Ce mercredi 18 mars 2026, le Tribunal de Grande Instance (TGI) du Mfoundi à Yaoundé a condamné Dagobert Nwafo à la peine de mort par fusillade pour le meurtre du jeune Mathys Ouandji, âgé de 5 ans. Ce verdict replonge le Cameroun dans un débat sensible sur l'application de la peine capitale, rarement appliquée depuis plusieurs décennies. La question qui se pose est de savoir si Nwafo subira le même sort que les derniers fusillés du Cameroun, Ndjomseu et Oumbé, en 1987.
La juge Gertrude Ekassi a prononcé la sentence capitale, mais au Cameroun, une telle décision ne signifie pas automatiquement une exécution. En effet, depuis 1997, le pays observe un moratoire de facto sur les exécutions. Les condamnés à mort finissent généralement leurs jours en prison, à moins d'une décision présidentielle expresse ordonnant l'application de la sentence. Jusqu'à présent, le président Paul Biya n'a pas exercé ce pouvoir depuis 1987.
Les dernières exécutions publiques connues au Cameroun remontent au 28 août 1987, à la prison de New-Bell à Douala. Sylvestre Ndjomseu, 20 ans, et Oumbé, 23 ans, avaient été condamnés pour le massacre d'une famille entière à Bonabéri en 1979. Leur demande de grâce présidentielle ayant été rejetée, ils furent réveillés et conduits au poteau d'exécution.

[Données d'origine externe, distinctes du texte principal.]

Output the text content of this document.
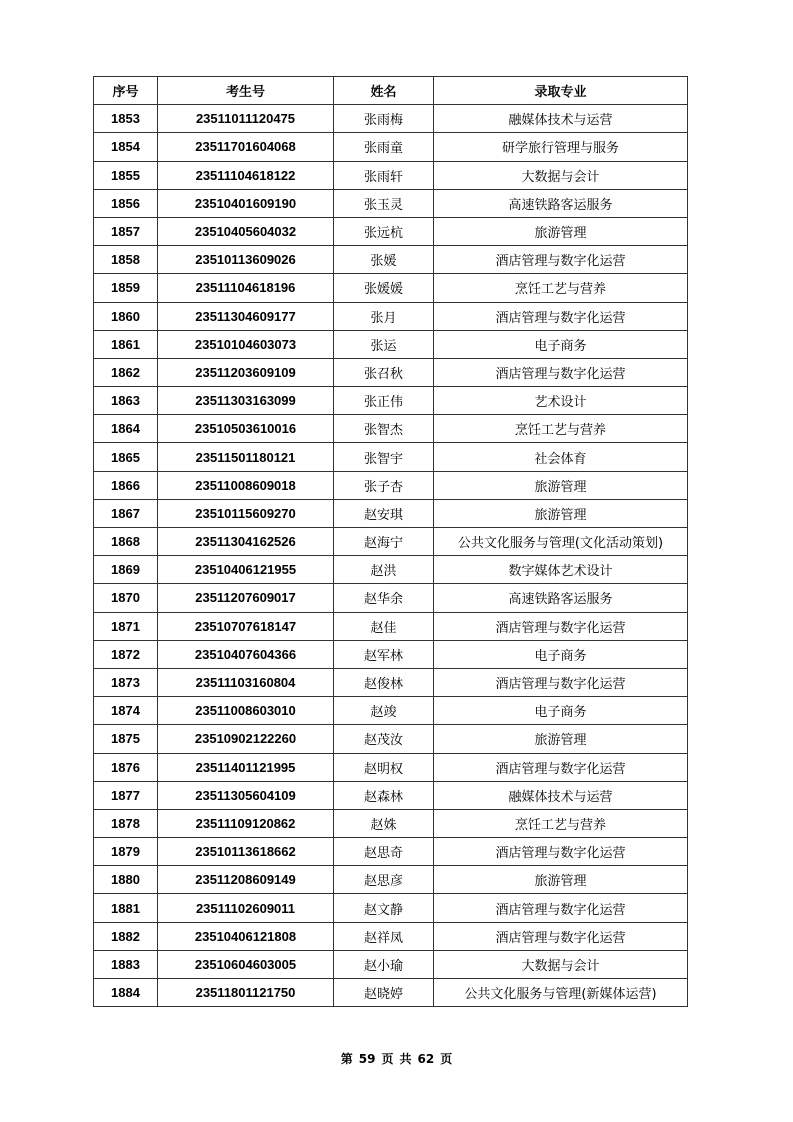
序号	考生号	姓名	录取专业
1853	23511011120475	张雨梅	融媒体技术与运营
1854	23511701604068	张雨童	研学旅行管理与服务
1855	23511104618122	张雨轩	大数据与会计
1856	23510401609190	张玉灵	高速铁路客运服务
1857	23510405604032	张远杭	旅游管理
1858	23510113609026	张媛	酒店管理与数字化运营
1859	23511104618196	张媛媛	烹饪工艺与营养
1860	23511304609177	张月	酒店管理与数字化运营
1861	23510104603073	张运	电子商务
1862	23511203609109	张召秋	酒店管理与数字化运营
1863	23511303163099	张正伟	艺术设计
1864	23510503610016	张智杰	烹饪工艺与营养
1865	23511501180121	张智宇	社会体育
1866	23511008609018	张子杏	旅游管理
1867	23510115609270	赵安琪	旅游管理
1868	23511304162526	赵海宁	公共文化服务与管理(文化活动策划)
1869	23510406121955	赵洪	数字媒体艺术设计
1870	23511207609017	赵华余	高速铁路客运服务
1871	23510707618147	赵佳	酒店管理与数字化运营
1872	23510407604366	赵军林	电子商务
1873	23511103160804	赵俊林	酒店管理与数字化运营
1874	23511008603010	赵竣	电子商务
1875	23510902122260	赵茂汝	旅游管理
1876	23511401121995	赵明权	酒店管理与数字化运营
1877	23511305604109	赵森林	融媒体技术与运营
1878	23511109120862	赵姝	烹饪工艺与营养
1879	23510113618662	赵思奇	酒店管理与数字化运营
1880	23511208609149	赵思彦	旅游管理
1881	23511102609011	赵文静	酒店管理与数字化运营
1882	23510406121808	赵祥凤	酒店管理与数字化运营
1883	23510604603005	赵小瑜	大数据与会计
1884	23511801121750	赵晓婷	公共文化服务与管理(新媒体运营)
第 59 页 共 62 页
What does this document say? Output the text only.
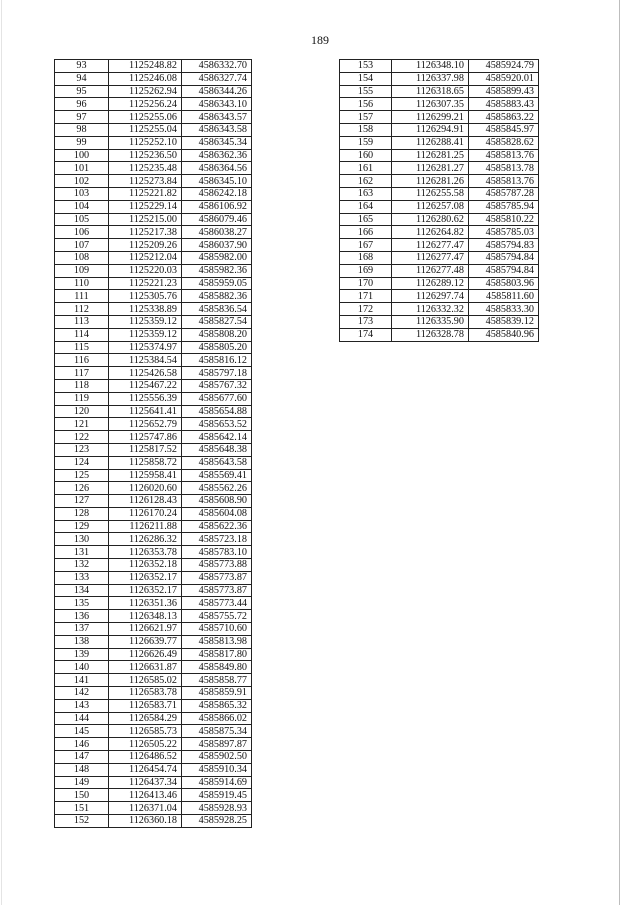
189
93	1125248.82	4586332.70
94	1125246.08	4586327.74
95	1125262.94	4586344.26
96	1125256.24	4586343.10
97	1125255.06	4586343.57
98	1125255.04	4586343.58
99	1125252.10	4586345.34
100	1125236.50	4586362.36
101	1125235.48	4586364.56
102	1125273.84	4586345.10
103	1125221.82	4586242.18
104	1125229.14	4586106.92
105	1125215.00	4586079.46
106	1125217.38	4586038.27
107	1125209.26	4586037.90
108	1125212.04	4585982.00
109	1125220.03	4585982.36
110	1125221.23	4585959.05
111	1125305.76	4585882.36
112	1125338.89	4585836.54
113	1125359.12	4585827.54
114	1125359.12	4585808.20
115	1125374.97	4585805.20
116	1125384.54	4585816.12
117	1125426.58	4585797.18
118	1125467.22	4585767.32
119	1125556.39	4585677.60
120	1125641.41	4585654.88
121	1125652.79	4585653.52
122	1125747.86	4585642.14
123	1125817.52	4585648.38
124	1125858.72	4585643.58
125	1125958.41	4585569.41
126	1126020.60	4585562.26
127	1126128.43	4585608.90
128	1126170.24	4585604.08
129	1126211.88	4585622.36
130	1126286.32	4585723.18
131	1126353.78	4585783.10
132	1126352.18	4585773.88
133	1126352.17	4585773.87
134	1126352.17	4585773.87
135	1126351.36	4585773.44
136	1126348.13	4585755.72
137	1126621.97	4585710.60
138	1126639.77	4585813.98
139	1126626.49	4585817.80
140	1126631.87	4585849.80
141	1126585.02	4585858.77
142	1126583.78	4585859.91
143	1126583.71	4585865.32
144	1126584.29	4585866.02
145	1126585.73	4585875.34
146	1126505.22	4585897.87
147	1126486.52	4585902.50
148	1126454.74	4585910.34
149	1126437.34	4585914.69
150	1126413.46	4585919.45
151	1126371.04	4585928.93
152	1126360.18	4585928.25
153	1126348.10	4585924.79
154	1126337.98	4585920.01
155	1126318.65	4585899.43
156	1126307.35	4585883.43
157	1126299.21	4585863.22
158	1126294.91	4585845.97
159	1126288.41	4585828.62
160	1126281.25	4585813.76
161	1126281.27	4585813.78
162	1126281.26	4585813.76
163	1126255.58	4585787.28
164	1126257.08	4585785.94
165	1126280.62	4585810.22
166	1126264.82	4585785.03
167	1126277.47	4585794.83
168	1126277.47	4585794.84
169	1126277.48	4585794.84
170	1126289.12	4585803.96
171	1126297.74	4585811.60
172	1126332.32	4585833.30
173	1126335.90	4585839.12
174	1126328.78	4585840.96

Ndjomseu, en larmes, aurait crié : « Je vous laisse avec votre Cameroun ! », tandis qu'Oumbé est resté silencieux. Une vingtaine de militaires ont ouvert le feu, et la foule a applaudi. Cet événement marque la dernière fois que la peine de mort a été appliquée publiquement au Cameroun.
Bien que la peine de mort soit toujours inscrite dans le Code pénal camerounais, son application est rare. Le Cameroun est considéré comme abolitionniste de facto, n'ayant procédé à aucune exécution depuis 1997. Toutefois, le Code pénal de 2016 maintient la peine capitale, notamment pour les infractions liées au terrorisme. En 2018, au moins 220 personnes étaient sous le coup d'une condamnation à mort.
La loi camerounaise interdit la peine capitale pour les mineurs et les femmes enceintes, ces dernières pouvant être exécutées après l'accouchement. L'article 22 du Code pénal prévoit un examen présidentiel pour éviter les erreurs judiciaires. Cependant, des critiques persistent quant aux risques d'application arbitraire, notamment par les tribunaux militaires, et au manque de garanties adéquates.
La condamnation de Dagobert Nwafo relance donc le débat sur la légitimité et l'application de la peine de mort au Cameroun, dans un contexte où le pays observe un moratoire de facto depuis près de trois décennies.
En décembre 2025, le ministère public avait requis la peine de mort contre Dagobert Nwafo, s'appuyant sur l'article 374 du Code pénal.